Der am 20.03.1952 geborene, verheiratete Kläger ist bei der Beklagten seit dem 01.07.2004 als Mitarbeiter Vorfeldservice mit einem Bruttoentgelt von zuletzt 2.500 Euro beschäftigt.

Die Beklagte beschäftigt regelmäßig mehr als zehn Arbeitnehmer in Vollzeit, ausschließlich der Auszubildenden. Bei ihr ist ein Betriebsrat gebildet.

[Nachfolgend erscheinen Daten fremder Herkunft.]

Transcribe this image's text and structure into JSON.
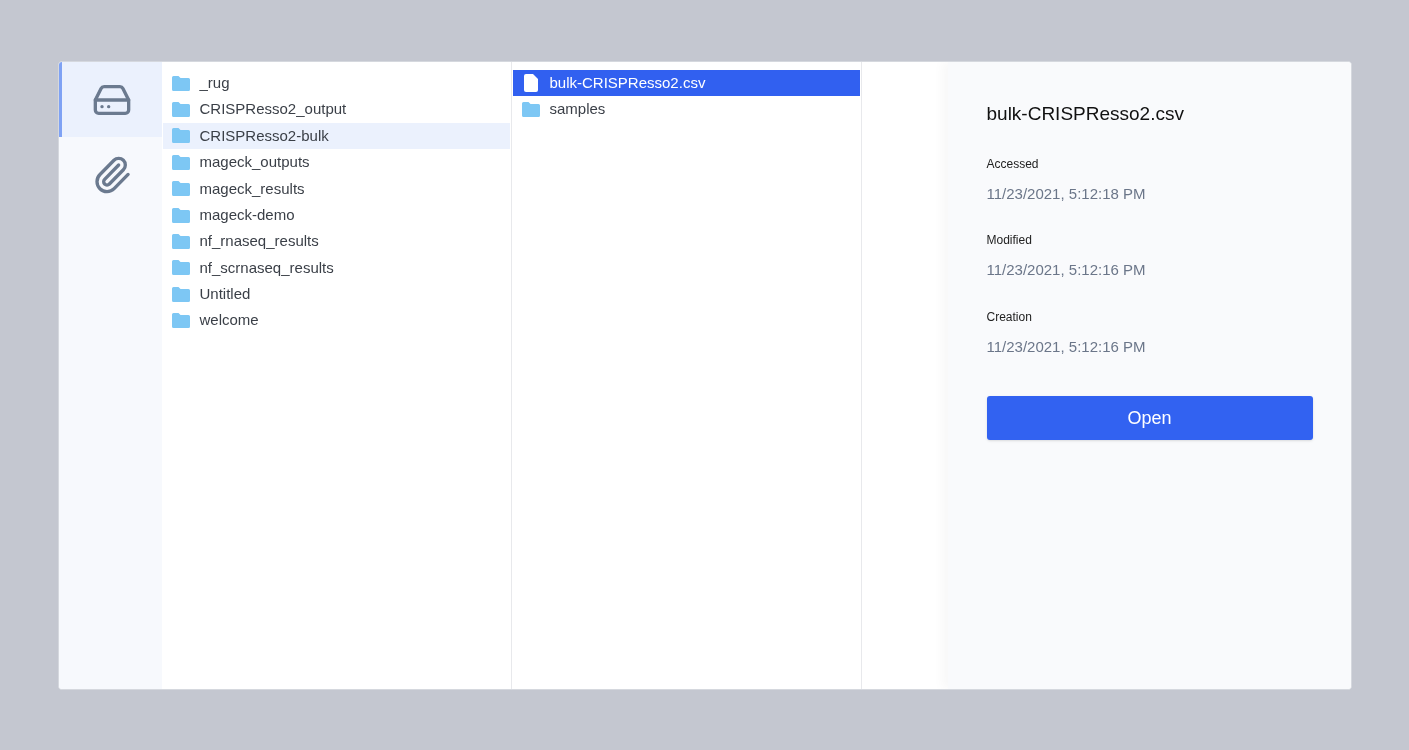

Die Hauptaufgaben eines Mitarbeiters Vorfeldservice bestehen im Lotsen und Einweisen von Flugfahrzeugen, in der Kontrolle von Flugbetriebsflächen und Abfertigungsnebenflächen zur Gewährleistung einer sicheren Betriebsdurchführung und der Flugsicherheit, in der Durchführung von Reibwertmessungen auf den Start- und Landebahnen etc. Für die Aufgabe „Kontrolle der Flugbetriebsflächen und Lotsendienste” existiert bei der Beklagten eine Prozessbeschreibung VB 4 vom 27.01.2005, in der unter dem Punkt „Überwachung der Flugbetriebsflächen” darauf hingewiesen wird, dass die Freigabe für Kontrollfahrten auf Rollwegen und Pisten durch den Tower DFS nach Anfrage durch Follow me mittels Funk erfolgt (Prozessbeschreibung VB 4 Bl. 58-61 der Akte).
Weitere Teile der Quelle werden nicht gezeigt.